Gut Microbiota Analysis Reveals Microbial Signature for Multi-Autoimmune Diseases Based on Machine Learning Model

Tianfeng An¹Shuya Zhang²Jinjin Li³Hui Wang¹Li Chen¹Yiran Shi¹Jingyi Wang¹Sirui Han⁴Ruoxi Wang¹Linyuan Wang¹Zijing Huan¹Ruiqi Yang¹Desong Hao¹Yanfang Liu¹Xuehua Liu^3*Chao Yuan^1*

• ¹School of Public Health, Tianjin Medical University, Tianjin, China
• ²Nankai University School of Medicine, Tianjin, China
• ³Department of General Practice,Tianjin Union Medical Center, The First Affiliated Hospital of Nankai University, Tianjin, 300121, China., Tianjin, China
• ⁴School of Clinical Medical, Tianjin Medical University, Tianjin, China

Human microbiota is a major factor contributing to the immune system, which offers an opportunity to develop non-invasive methods for disease diagnosis. In some research about Autoimmune Diseases (AIDs), gut microbiota variation has been observed.
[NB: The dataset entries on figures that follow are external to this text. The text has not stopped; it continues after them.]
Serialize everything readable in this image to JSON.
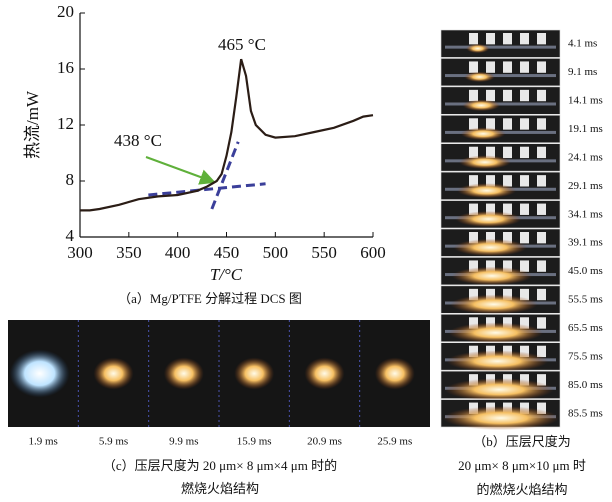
{
  "chart_data": {
    "type": "line",
    "x": [
      300,
      310,
      320,
      340,
      360,
      380,
      400,
      420,
      430,
      440,
      445,
      450,
      455,
      460,
      465,
      470,
      475,
      480,
      490,
      500,
      520,
      540,
      560,
      580,
      590,
      600
    ],
    "series": [
      {
        "color": "#2b1d16",
        "values": [
          5.9,
          5.9,
          6.0,
          6.3,
          6.7,
          6.9,
          7.0,
          7.3,
          7.6,
          8.0,
          8.5,
          9.8,
          11.5,
          14.0,
          16.7,
          15.5,
          13.0,
          12.0,
          11.3,
          11.1,
          11.2,
          11.5,
          11.8,
          12.3,
          12.6,
          12.7
        ]
      }
    ],
    "tangent_lines": {
      "color": "#3b3f9a",
      "lines": [
        {
          "x": [
            370,
            490
          ],
          "y": [
            7.0,
            7.8
          ]
        },
        {
          "x": [
            435,
            462
          ],
          "y": [
            6.0,
            10.8
          ]
        }
      ]
    },
    "xlim": [
      300,
      600
    ],
    "ylim": [
      4,
      20
    ],
    "xticks": [
      300,
      350,
      400,
      450,
      500,
      550,
      600
    ],
    "yticks": [
      4,
      8,
      12,
      16,
      20
    ],
    "xlabel": "T/°C",
    "ylabel": "热流/mW",
    "annotations": [
      "465 °C",
      "438 °C"
    ],
    "caption": "（a）Mg/PTFE 分解过程 DCS 图"
  },
  "panels": {
    "b": {
      "frames": [
        "4.1 ms",
        "9.1 ms",
        "14.1 ms",
        "19.1 ms",
        "24.1 ms",
        "29.1 ms",
        "34.1 ms",
        "39.1 ms",
        "45.0 ms",
        "55.5 ms",
        "65.5 ms",
        "75.5 ms",
        "85.0 ms",
        "85.5 ms"
      ],
      "caption": [
        "（b）压层尺度为",
        "20 μm× 8 μm×10 μm 时",
        "的燃烧火焰结构"
      ]
    },
    "c": {
      "frames": [
        "1.9 ms",
        "5.9 ms",
        "9.9 ms",
        "15.9 ms",
        "20.9 ms",
        "25.9 ms"
      ],
      "caption": [
        "（c）压层尺度为 20 μm× 8 μm×4 μm 时的",
        "燃烧火焰结构"
      ]
    }
  }
}
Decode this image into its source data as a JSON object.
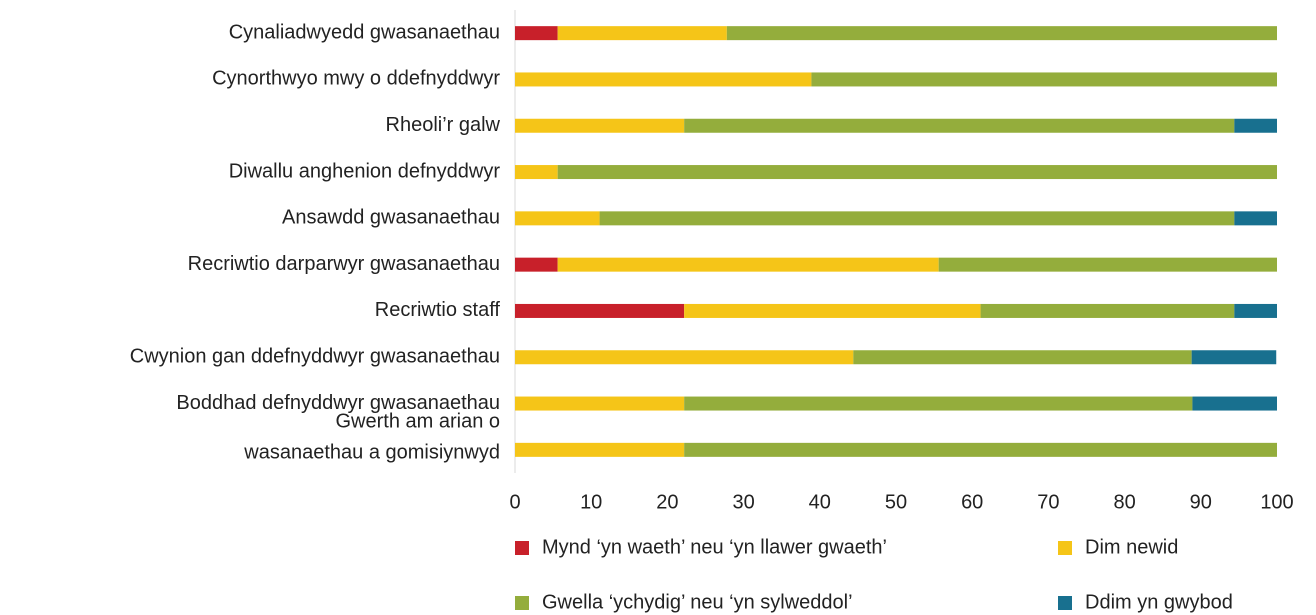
{
  "chart_data": {
    "type": "stacked-bar-horizontal",
    "categories": [
      "Cynaliadwyedd gwasanaethau",
      "Cynorthwyo mwy o ddefnyddwyr",
      "Rheoli’r galw",
      "Diwallu anghenion defnyddwyr",
      "Ansawdd gwasanaethau",
      "Recriwtio darparwyr gwasanaethau",
      "Recriwtio staff",
      "Cwynion gan ddefnyddwyr gwasanaethau",
      "Boddhad defnyddwyr gwasanaethau",
      "Gwerth am arian o\nwasanaethau a gomisiynwyd"
    ],
    "series": [
      {
        "name": "Mynd ‘yn waeth’ neu ‘yn llawer gwaeth’",
        "color": "#c8202a",
        "values": [
          5.6,
          0,
          0,
          0,
          0,
          5.6,
          22.2,
          0,
          0,
          0
        ]
      },
      {
        "name": "Dim newid",
        "color": "#f5c518",
        "values": [
          22.2,
          38.9,
          22.2,
          5.6,
          11.1,
          50.0,
          38.9,
          44.4,
          22.2,
          22.2
        ]
      },
      {
        "name": "Gwella ‘ychydig’ neu ‘yn sylweddol’",
        "color": "#94ad3c",
        "values": [
          72.2,
          61.1,
          72.2,
          94.4,
          83.3,
          44.4,
          33.3,
          44.4,
          66.7,
          77.8
        ]
      },
      {
        "name": "Ddim yn gwybod",
        "color": "#18708f",
        "values": [
          0,
          0,
          5.6,
          0,
          5.6,
          0,
          5.6,
          11.1,
          11.1,
          0
        ]
      }
    ],
    "xlim": [
      0,
      100
    ],
    "xticks": [
      0,
      10,
      20,
      30,
      40,
      50,
      60,
      70,
      80,
      90,
      100
    ],
    "grid": false
  }
}
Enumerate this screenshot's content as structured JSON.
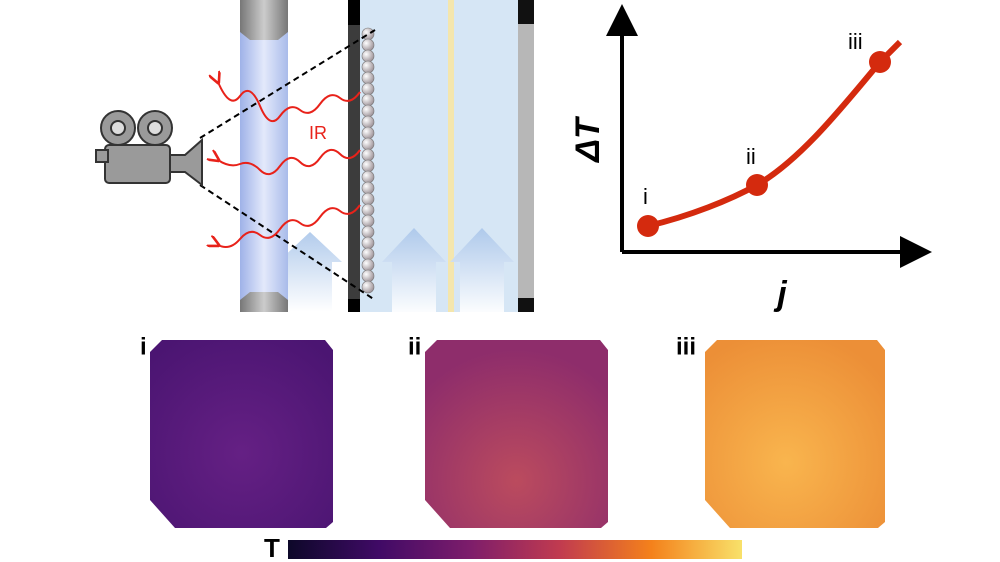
{
  "diagram": {
    "ir_label": "IR",
    "graph": {
      "y_axis_label": "ΔT",
      "x_axis_label": "j",
      "point_labels": [
        "i",
        "ii",
        "iii"
      ]
    },
    "panels": [
      {
        "label": "i"
      },
      {
        "label": "ii"
      },
      {
        "label": "iii"
      }
    ],
    "colorbar": {
      "label": "T"
    }
  }
}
However, there remains a paucity of research that explores the potential of gut microbiota as a microbial signature for the classification and diagnosis of multi-AIDs. In this research, we analyzed 1,954 gut microbiota sequencing data from public databases, collected from 1,043 patients with 10 AIDs, to identify common or unique microbial signatures for AIDs through differential abundance testing and machine learning techniques. We evaluated five popular algorithms, including RF, SVM, KNN, MLP, and XGBoost models. Five-fold cross-validation and grid search were used to select the model parameters. After comparing the performance of these models, XGBoost model showed superior performance and achieved an area under the receiver operating characteristic curve (AUROC) ranging from 0.75 to 0.99 when predicting different diseases in the test set. At a specificity of 0.7 to 0.96, the sensitivity ranged from 0.66 to 1. Correlating the top 77 microbiota genus with disease phenotypes, 126 significant associations were identified. (false discovery rate [FDR] < 0.05). We improved detection accuracy and disease specificity for AIDs and revealed microbiota features that are specific to 10 different AIDs. Moreover, we found that the changing trends of the shared microbiota features across some AIDs phenotypes are consistent, such as CD and UC. At same time, opposite changing trends of the shared microbial signatures were found, such as Psoriasis and MG. These results suggest that specific gut microbiota genus may affect the host's immunity and induced different AIDs phenotypes. This research holds potential for clinical applications in auxiliary diagnostic evaluation and the monitoring of treatment responses. At the same time, it provides important clues for the research on the characteristics of the intestinal immune microenvironment for different AIDs.